On 4 June 1996, the maiden flight of the Ariane 5 launcher didn’t go well. 40 seconds after take-off, the massive rocket suddenly veered from its flight path and exploded. The cause was a tiny software error: a floating-point number represented using 64 bits was converted to a 16-bit signed integer, but the conversion failed as the number was larger than 32,767 – the maximum that 16 bits could represent. This overflow error caused the software to dump debugging data into the area of memory being used to control the rocket’s engines. The backup computer did no better, with the result that the rocket lost control and came to a fiery end.
In 2015 it was reported that tests had revealed a similar overflow error could shut down the electricity of Boeing 787 aircraft if their generator control units were on for 248 days continuously. Under these circumstances their software counters reached 2,147,483,647 – the maximum value for a 32-bit signed register. Turning them off and on would reset the counter to make them work again and, luckily, it never led to disasters, in the way the much faultier software of the 737 Max did, three years later.

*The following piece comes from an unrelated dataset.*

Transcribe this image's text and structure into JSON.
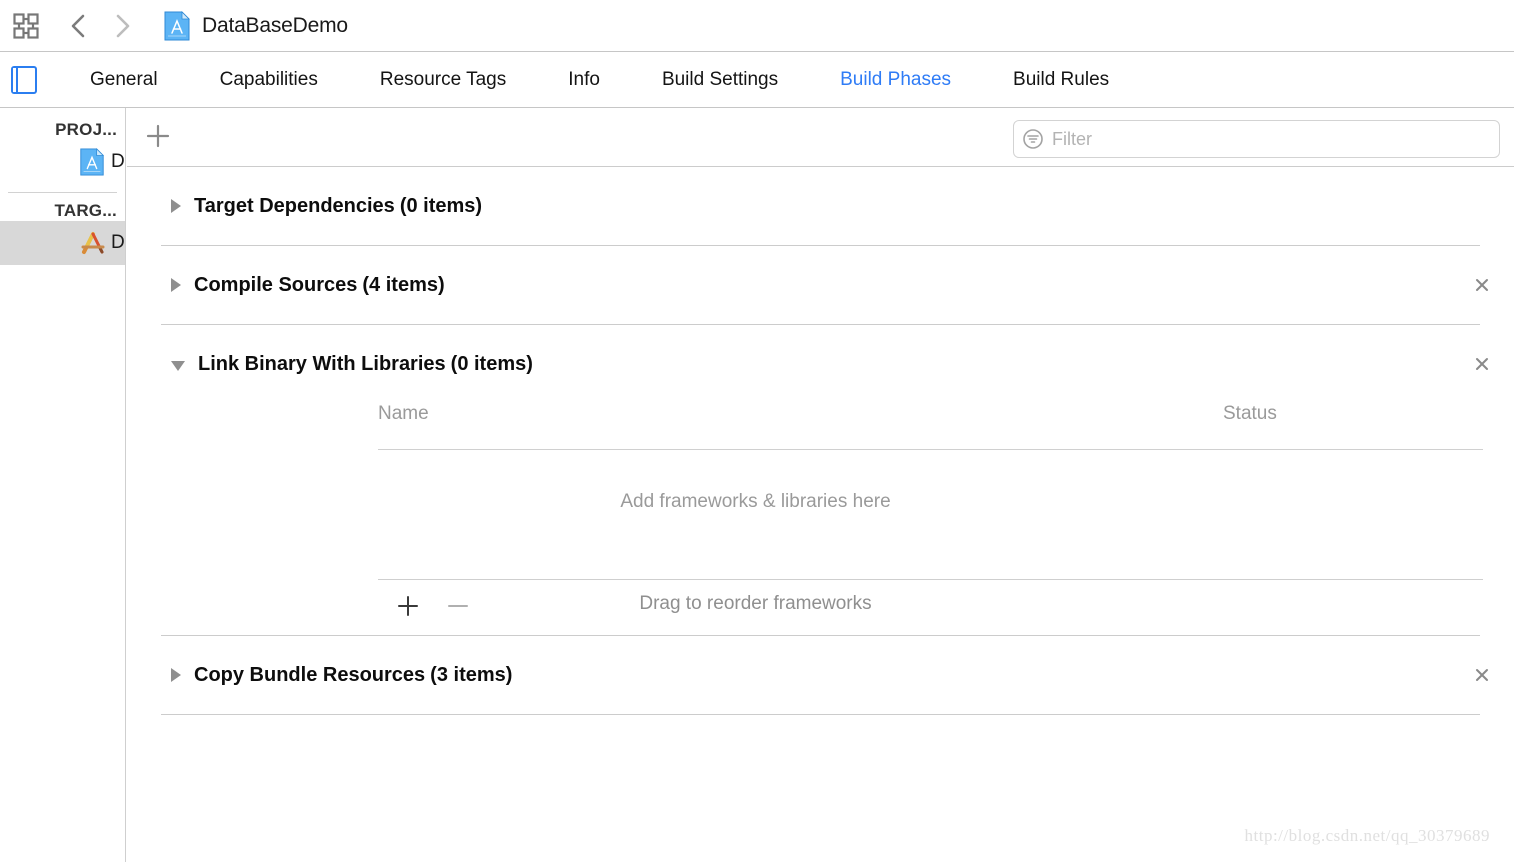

While overflow errors like these are similar to rounding errors, there’s a subtle difference. Instead of a number being too big, a rounding error is typically caused when a number is inaccurately calculated and stored in binary. For example, the results of some calculations are irrational numbers: like the number Pi (3.14159265…). It never ends so we have to approximate its value, perhaps as just 3.142. Even simple calculations such as 2/3 in decimal can’t be written down precisely and may have to be the equivalent of 0.667 in binary. Continue to perform calculations like this and the tiny errors accumulate, until they add up to be significant.